Charles Ackerman’s existence wasn’t as well documented as Michael Schaeffer’s, but it was older and deeper, started before the age of computers and well established before a policeman would imagine he’d had the need or the capacity for adopting it. The methods he had used to create the identity were now out of date and impossible, because the trick had been done so many times for so many reasons that the police had put a stop to it years ago. He hated to say good-bye to Charlie Ackerman, but he had to. He had rented the car in Albuquerque under the name, and that had to be the end of it.

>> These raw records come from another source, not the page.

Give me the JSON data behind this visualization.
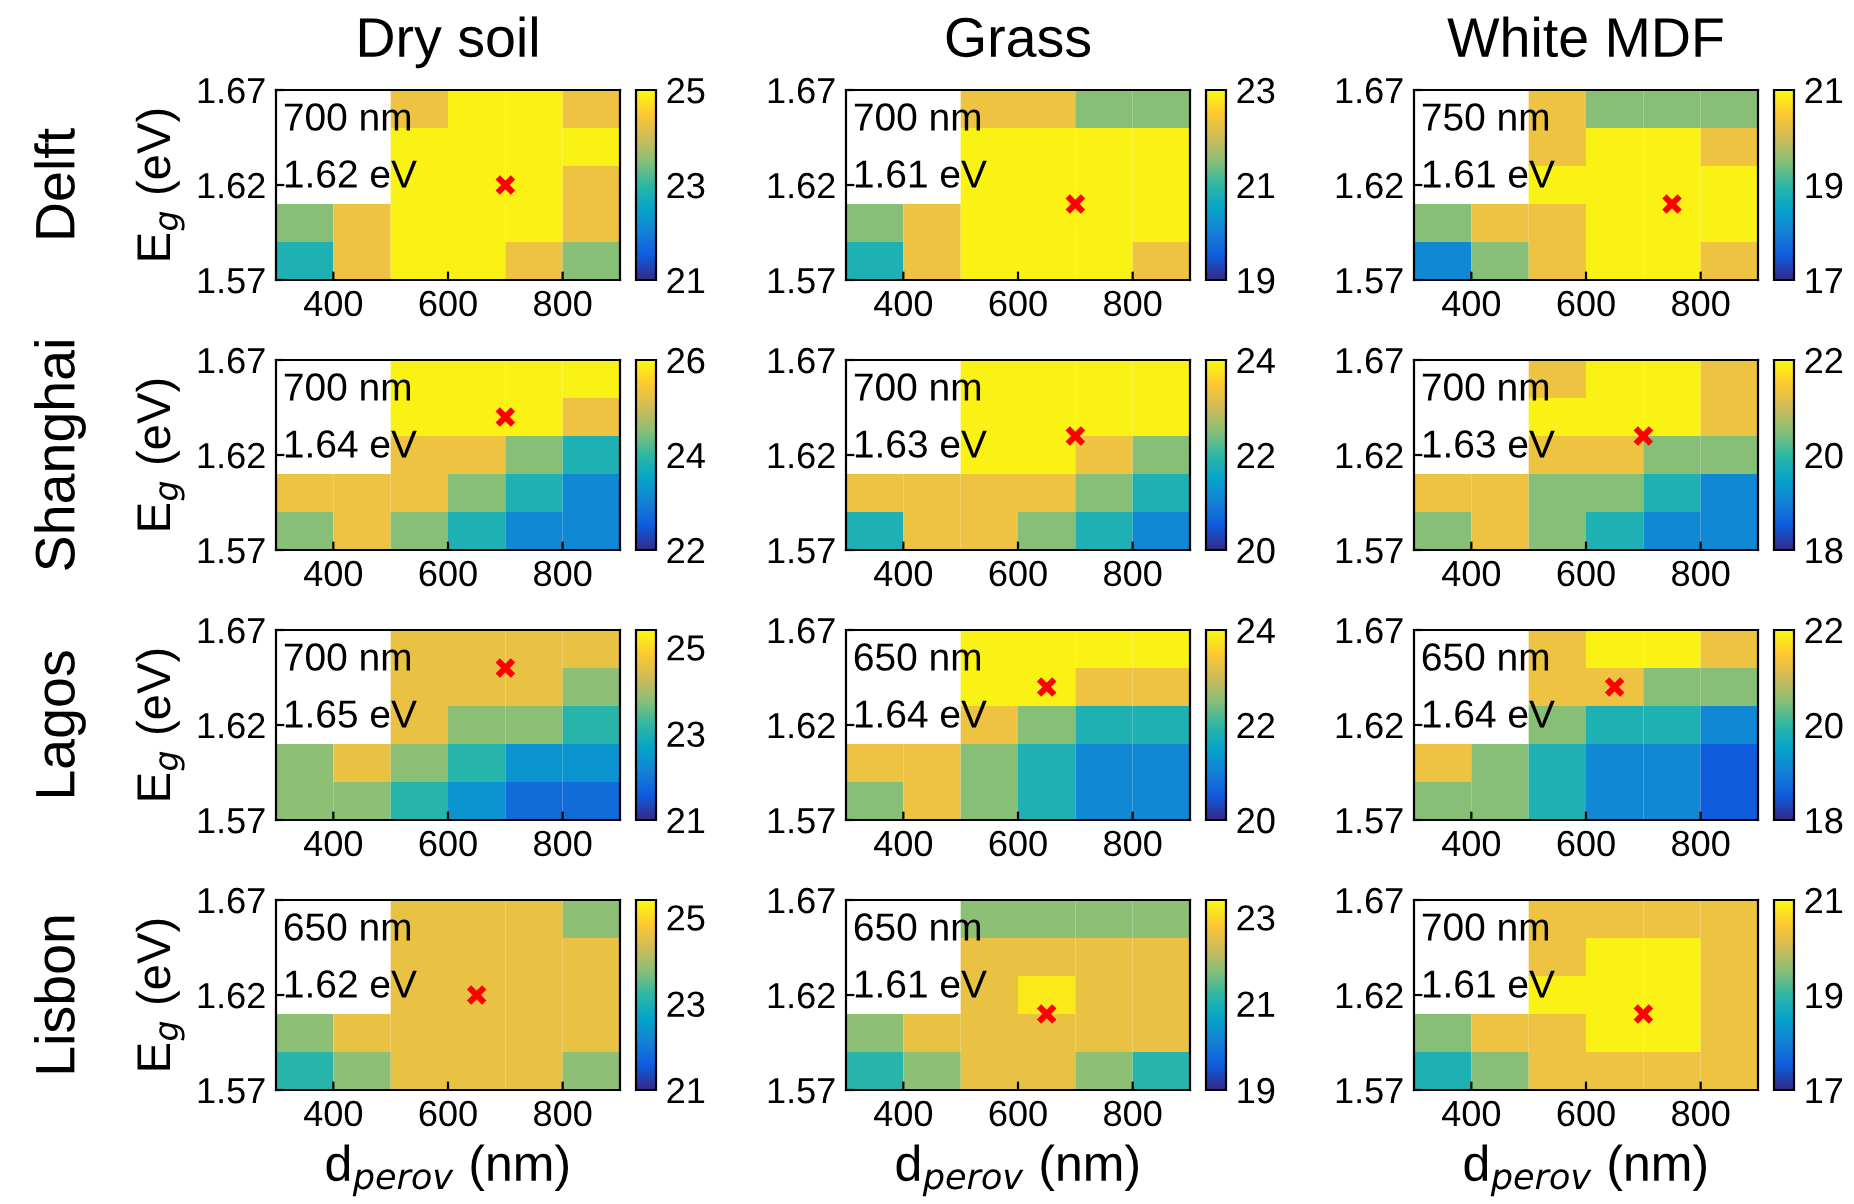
{
  "chart_data": [
    {
      "type": "heatmap",
      "title": "Dry soil",
      "subtitle": "Delft",
      "ylabel": "E$_{g}$ (eV)",
      "x": [
        350,
        450,
        550,
        650,
        750,
        850
      ],
      "y": [
        1.66,
        1.64,
        1.62,
        1.6,
        1.58
      ],
      "xlim": [
        300,
        900
      ],
      "xticks": [
        400,
        600,
        800
      ],
      "ylim": [
        1.57,
        1.67
      ],
      "yticks": [
        1.57,
        1.62,
        1.67
      ],
      "clim": [
        21,
        25
      ],
      "cticks": [
        21,
        23,
        25
      ],
      "annotations": [
        "700 nm",
        "1.62 eV"
      ],
      "cells": [
        [
          null,
          null,
          24.3,
          24.9,
          24.9,
          24.3
        ],
        [
          null,
          null,
          24.9,
          24.9,
          24.9,
          24.9
        ],
        [
          null,
          null,
          24.9,
          24.9,
          24.9,
          24.3
        ],
        [
          23.5,
          24.3,
          24.9,
          24.9,
          24.9,
          24.3
        ],
        [
          22.8,
          24.3,
          24.9,
          24.9,
          24.3,
          23.5
        ]
      ],
      "series": [
        {
          "type": "scatter",
          "x": [
            700
          ],
          "values": [
            1.62
          ],
          "color": "#ff0000",
          "marker": "cross"
        }
      ]
    },
    {
      "type": "heatmap",
      "title": "Grass",
      "x": [
        350,
        450,
        550,
        650,
        750,
        850
      ],
      "y": [
        1.66,
        1.64,
        1.62,
        1.6,
        1.58
      ],
      "xlim": [
        300,
        900
      ],
      "xticks": [
        400,
        600,
        800
      ],
      "ylim": [
        1.57,
        1.67
      ],
      "yticks": [
        1.57,
        1.62,
        1.67
      ],
      "clim": [
        19,
        23
      ],
      "cticks": [
        19,
        21,
        23
      ],
      "annotations": [
        "700 nm",
        "1.61 eV"
      ],
      "cells": [
        [
          null,
          null,
          22.3,
          22.3,
          21.5,
          21.5
        ],
        [
          null,
          null,
          22.9,
          22.9,
          22.9,
          22.9
        ],
        [
          null,
          null,
          22.9,
          22.9,
          22.9,
          22.9
        ],
        [
          21.5,
          22.3,
          22.9,
          22.9,
          22.9,
          22.9
        ],
        [
          20.8,
          22.3,
          22.9,
          22.9,
          22.9,
          22.3
        ]
      ],
      "series": [
        {
          "type": "scatter",
          "x": [
            700
          ],
          "values": [
            1.61
          ],
          "color": "#ff0000",
          "marker": "cross"
        }
      ]
    },
    {
      "type": "heatmap",
      "title": "White MDF",
      "x": [
        350,
        450,
        550,
        650,
        750,
        850
      ],
      "y": [
        1.66,
        1.64,
        1.62,
        1.6,
        1.58
      ],
      "xlim": [
        300,
        900
      ],
      "xticks": [
        400,
        600,
        800
      ],
      "ylim": [
        1.57,
        1.67
      ],
      "yticks": [
        1.57,
        1.62,
        1.67
      ],
      "clim": [
        17,
        21
      ],
      "cticks": [
        17,
        19,
        21
      ],
      "annotations": [
        "750 nm",
        "1.61 eV"
      ],
      "cells": [
        [
          null,
          null,
          20.3,
          19.5,
          19.5,
          19.5
        ],
        [
          null,
          null,
          20.3,
          20.9,
          20.9,
          20.3
        ],
        [
          null,
          null,
          20.9,
          20.9,
          20.9,
          20.9
        ],
        [
          19.5,
          20.3,
          20.3,
          20.9,
          20.9,
          20.9
        ],
        [
          18.1,
          19.5,
          20.3,
          20.9,
          20.9,
          20.3
        ]
      ],
      "series": [
        {
          "type": "scatter",
          "x": [
            750
          ],
          "values": [
            1.61
          ],
          "color": "#ff0000",
          "marker": "cross"
        }
      ]
    },
    {
      "type": "heatmap",
      "subtitle": "Shanghai",
      "ylabel": "E$_{g}$ (eV)",
      "x": [
        350,
        450,
        550,
        650,
        750,
        850
      ],
      "y": [
        1.66,
        1.64,
        1.62,
        1.6,
        1.58
      ],
      "xlim": [
        300,
        900
      ],
      "xticks": [
        400,
        600,
        800
      ],
      "ylim": [
        1.57,
        1.67
      ],
      "yticks": [
        1.57,
        1.62,
        1.67
      ],
      "clim": [
        22,
        26
      ],
      "cticks": [
        22,
        24,
        26
      ],
      "annotations": [
        "700 nm",
        "1.64 eV"
      ],
      "cells": [
        [
          null,
          null,
          25.9,
          25.9,
          25.9,
          25.9
        ],
        [
          null,
          null,
          25.9,
          25.9,
          25.9,
          25.3
        ],
        [
          null,
          null,
          25.3,
          25.3,
          24.5,
          23.8
        ],
        [
          25.3,
          25.3,
          25.3,
          24.5,
          23.8,
          23.1
        ],
        [
          24.5,
          25.3,
          24.5,
          23.8,
          23.1,
          23.1
        ]
      ],
      "series": [
        {
          "type": "scatter",
          "x": [
            700
          ],
          "values": [
            1.64
          ],
          "color": "#ff0000",
          "marker": "cross"
        }
      ]
    },
    {
      "type": "heatmap",
      "x": [
        350,
        450,
        550,
        650,
        750,
        850
      ],
      "y": [
        1.66,
        1.64,
        1.62,
        1.6,
        1.58
      ],
      "xlim": [
        300,
        900
      ],
      "xticks": [
        400,
        600,
        800
      ],
      "ylim": [
        1.57,
        1.67
      ],
      "yticks": [
        1.57,
        1.62,
        1.67
      ],
      "clim": [
        20,
        24
      ],
      "cticks": [
        20,
        22,
        24
      ],
      "annotations": [
        "700 nm",
        "1.63 eV"
      ],
      "cells": [
        [
          null,
          null,
          23.9,
          23.9,
          23.9,
          23.9
        ],
        [
          null,
          null,
          23.9,
          23.9,
          23.9,
          23.9
        ],
        [
          null,
          null,
          23.9,
          23.9,
          23.3,
          22.5
        ],
        [
          23.3,
          23.3,
          23.3,
          23.3,
          22.5,
          21.8
        ],
        [
          21.8,
          23.3,
          23.3,
          22.5,
          21.8,
          21.1
        ]
      ],
      "series": [
        {
          "type": "scatter",
          "x": [
            700
          ],
          "values": [
            1.63
          ],
          "color": "#ff0000",
          "marker": "cross"
        }
      ]
    },
    {
      "type": "heatmap",
      "x": [
        350,
        450,
        550,
        650,
        750,
        850
      ],
      "y": [
        1.66,
        1.64,
        1.62,
        1.6,
        1.58
      ],
      "xlim": [
        300,
        900
      ],
      "xticks": [
        400,
        600,
        800
      ],
      "ylim": [
        1.57,
        1.67
      ],
      "yticks": [
        1.57,
        1.62,
        1.67
      ],
      "clim": [
        18,
        22
      ],
      "cticks": [
        18,
        20,
        22
      ],
      "annotations": [
        "700 nm",
        "1.63 eV"
      ],
      "cells": [
        [
          null,
          null,
          21.3,
          21.9,
          21.9,
          21.3
        ],
        [
          null,
          null,
          21.9,
          21.9,
          21.9,
          21.3
        ],
        [
          null,
          null,
          21.3,
          21.3,
          20.5,
          20.5
        ],
        [
          21.3,
          21.3,
          20.5,
          20.5,
          19.8,
          19.1
        ],
        [
          20.5,
          21.3,
          20.5,
          19.8,
          19.1,
          19.1
        ]
      ],
      "series": [
        {
          "type": "scatter",
          "x": [
            700
          ],
          "values": [
            1.63
          ],
          "color": "#ff0000",
          "marker": "cross"
        }
      ]
    },
    {
      "type": "heatmap",
      "subtitle": "Lagos",
      "ylabel": "E$_{g}$ (eV)",
      "x": [
        350,
        450,
        550,
        650,
        750,
        850
      ],
      "y": [
        1.66,
        1.64,
        1.62,
        1.6,
        1.58
      ],
      "xlim": [
        300,
        900
      ],
      "xticks": [
        400,
        600,
        800
      ],
      "ylim": [
        1.57,
        1.67
      ],
      "yticks": [
        1.57,
        1.62,
        1.67
      ],
      "clim": [
        21,
        25.4
      ],
      "cticks": [
        21,
        23,
        25
      ],
      "annotations": [
        "700 nm",
        "1.65 eV"
      ],
      "cells": [
        [
          null,
          null,
          24.6,
          24.6,
          24.6,
          24.6
        ],
        [
          null,
          null,
          24.6,
          24.6,
          24.6,
          23.8
        ],
        [
          null,
          null,
          24.6,
          23.8,
          23.8,
          23.1
        ],
        [
          23.8,
          24.6,
          23.8,
          23.1,
          22.4,
          22.4
        ],
        [
          23.8,
          23.8,
          23.1,
          22.4,
          21.8,
          21.8
        ]
      ],
      "series": [
        {
          "type": "scatter",
          "x": [
            700
          ],
          "values": [
            1.65
          ],
          "color": "#ff0000",
          "marker": "cross"
        }
      ]
    },
    {
      "type": "heatmap",
      "x": [
        350,
        450,
        550,
        650,
        750,
        850
      ],
      "y": [
        1.66,
        1.64,
        1.62,
        1.6,
        1.58
      ],
      "xlim": [
        300,
        900
      ],
      "xticks": [
        400,
        600,
        800
      ],
      "ylim": [
        1.57,
        1.67
      ],
      "yticks": [
        1.57,
        1.62,
        1.67
      ],
      "clim": [
        20,
        24
      ],
      "cticks": [
        20,
        22,
        24
      ],
      "annotations": [
        "650 nm",
        "1.64 eV"
      ],
      "cells": [
        [
          null,
          null,
          23.9,
          23.9,
          23.9,
          23.9
        ],
        [
          null,
          null,
          23.9,
          23.9,
          23.3,
          23.3
        ],
        [
          null,
          null,
          23.3,
          22.5,
          21.8,
          21.8
        ],
        [
          23.3,
          23.3,
          22.5,
          21.8,
          21.1,
          21.1
        ],
        [
          22.5,
          23.3,
          22.5,
          21.8,
          21.1,
          21.1
        ]
      ],
      "series": [
        {
          "type": "scatter",
          "x": [
            650
          ],
          "values": [
            1.64
          ],
          "color": "#ff0000",
          "marker": "cross"
        }
      ]
    },
    {
      "type": "heatmap",
      "x": [
        350,
        450,
        550,
        650,
        750,
        850
      ],
      "y": [
        1.66,
        1.64,
        1.62,
        1.6,
        1.58
      ],
      "xlim": [
        300,
        900
      ],
      "xticks": [
        400,
        600,
        800
      ],
      "ylim": [
        1.57,
        1.67
      ],
      "yticks": [
        1.57,
        1.62,
        1.67
      ],
      "clim": [
        18,
        22
      ],
      "cticks": [
        18,
        20,
        22
      ],
      "annotations": [
        "650 nm",
        "1.64 eV"
      ],
      "cells": [
        [
          null,
          null,
          21.3,
          21.9,
          21.9,
          21.3
        ],
        [
          null,
          null,
          21.3,
          21.3,
          20.5,
          20.5
        ],
        [
          null,
          null,
          20.5,
          19.8,
          19.8,
          19.1
        ],
        [
          21.3,
          20.5,
          19.8,
          19.1,
          19.1,
          18.5
        ],
        [
          20.5,
          20.5,
          19.8,
          19.1,
          19.1,
          18.5
        ]
      ],
      "series": [
        {
          "type": "scatter",
          "x": [
            650
          ],
          "values": [
            1.64
          ],
          "color": "#ff0000",
          "marker": "cross"
        }
      ]
    },
    {
      "type": "heatmap",
      "subtitle": "Lisbon",
      "xlabel": "d$_{perov}$ (nm)",
      "ylabel": "E$_{g}$ (eV)",
      "x": [
        350,
        450,
        550,
        650,
        750,
        850
      ],
      "y": [
        1.66,
        1.64,
        1.62,
        1.6,
        1.58
      ],
      "xlim": [
        300,
        900
      ],
      "xticks": [
        400,
        600,
        800
      ],
      "ylim": [
        1.57,
        1.67
      ],
      "yticks": [
        1.57,
        1.62,
        1.67
      ],
      "clim": [
        21,
        25.4
      ],
      "cticks": [
        21,
        23,
        25
      ],
      "annotations": [
        "650 nm",
        "1.62 eV"
      ],
      "cells": [
        [
          null,
          null,
          24.6,
          24.6,
          24.6,
          23.8
        ],
        [
          null,
          null,
          24.6,
          24.6,
          24.6,
          24.6
        ],
        [
          null,
          null,
          24.6,
          24.6,
          24.6,
          24.6
        ],
        [
          23.8,
          24.6,
          24.6,
          24.6,
          24.6,
          24.6
        ],
        [
          23.1,
          23.8,
          24.6,
          24.6,
          24.6,
          23.8
        ]
      ],
      "series": [
        {
          "type": "scatter",
          "x": [
            650
          ],
          "values": [
            1.62
          ],
          "color": "#ff0000",
          "marker": "cross"
        }
      ]
    },
    {
      "type": "heatmap",
      "xlabel": "d$_{perov}$ (nm)",
      "x": [
        350,
        450,
        550,
        650,
        750,
        850
      ],
      "y": [
        1.66,
        1.64,
        1.62,
        1.6,
        1.58
      ],
      "xlim": [
        300,
        900
      ],
      "xticks": [
        400,
        600,
        800
      ],
      "ylim": [
        1.57,
        1.67
      ],
      "yticks": [
        1.57,
        1.62,
        1.67
      ],
      "clim": [
        19,
        23.4
      ],
      "cticks": [
        19,
        21,
        23
      ],
      "annotations": [
        "650 nm",
        "1.61 eV"
      ],
      "cells": [
        [
          null,
          null,
          21.8,
          21.8,
          21.8,
          21.8
        ],
        [
          null,
          null,
          22.6,
          22.6,
          22.6,
          22.6
        ],
        [
          null,
          null,
          22.6,
          23.2,
          22.6,
          22.6
        ],
        [
          21.8,
          22.6,
          22.6,
          22.6,
          22.6,
          22.6
        ],
        [
          21.1,
          21.8,
          22.6,
          22.6,
          21.8,
          21.1
        ]
      ],
      "series": [
        {
          "type": "scatter",
          "x": [
            650
          ],
          "values": [
            1.61
          ],
          "color": "#ff0000",
          "marker": "cross"
        }
      ]
    },
    {
      "type": "heatmap",
      "xlabel": "d$_{perov}$ (nm)",
      "x": [
        350,
        450,
        550,
        650,
        750,
        850
      ],
      "y": [
        1.66,
        1.64,
        1.62,
        1.6,
        1.58
      ],
      "xlim": [
        300,
        900
      ],
      "xticks": [
        400,
        600,
        800
      ],
      "ylim": [
        1.57,
        1.67
      ],
      "yticks": [
        1.57,
        1.62,
        1.67
      ],
      "clim": [
        17,
        21
      ],
      "cticks": [
        17,
        19,
        21
      ],
      "annotations": [
        "700 nm",
        "1.61 eV"
      ],
      "cells": [
        [
          null,
          null,
          20.3,
          20.3,
          20.3,
          20.3
        ],
        [
          null,
          null,
          20.3,
          20.9,
          20.9,
          20.3
        ],
        [
          null,
          null,
          20.9,
          20.9,
          20.9,
          20.3
        ],
        [
          19.5,
          20.3,
          20.3,
          20.9,
          20.9,
          20.3
        ],
        [
          18.8,
          19.5,
          20.3,
          20.3,
          20.3,
          20.3
        ]
      ],
      "series": [
        {
          "type": "scatter",
          "x": [
            700
          ],
          "values": [
            1.61
          ],
          "color": "#ff0000",
          "marker": "cross"
        }
      ]
    }
  ]
}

The gun had been easier. He had found an advertisement for a firearms show in the Albuquerque newspaper, clipped it, then gone into a gun shop and looked around for something that would inspire the right amount of greed in the heart of an aficionado. He settled on an antique Italian shotgun with ornate scrollwork carved into the stock. It even had a carrying case that looked like a briefcase. He had taken it to the show and walked past the booths run by dealers, but lingered at the card tables manned by private collectors until he had found the right one. The man was in his fifties and had a pot belly that he kept in check with a wide belt with a silver buckle that had a bird dog on it with turquoise eyes. He had five handguns to sell, three of them nickel-plated modern replicas of Colt .45 single-action revolvers with white plastic handgrips like the ones the good guys used in cowboy movies—and two shotguns, one of them a double-barreled ten-gauge that his grandfather might have used for hunting ducks. The man had eyed his gun case and said, “What’d you buy?” He had opened it, and the man’s eyes had widened, then narrowed. “I brought it with me,” Ackerman said. “I’m trying to see if anybody wants to trade.” The man asked, “What would you take?” Ackerman indicated that the Ruger .38 police special on the table in front of him looked pretty good, but he didn’t feel like hanging around all day filling out papers for a handgun. The man thought for a long time, then set his jacket over the pistol and said, “Meet me in the parking lot.”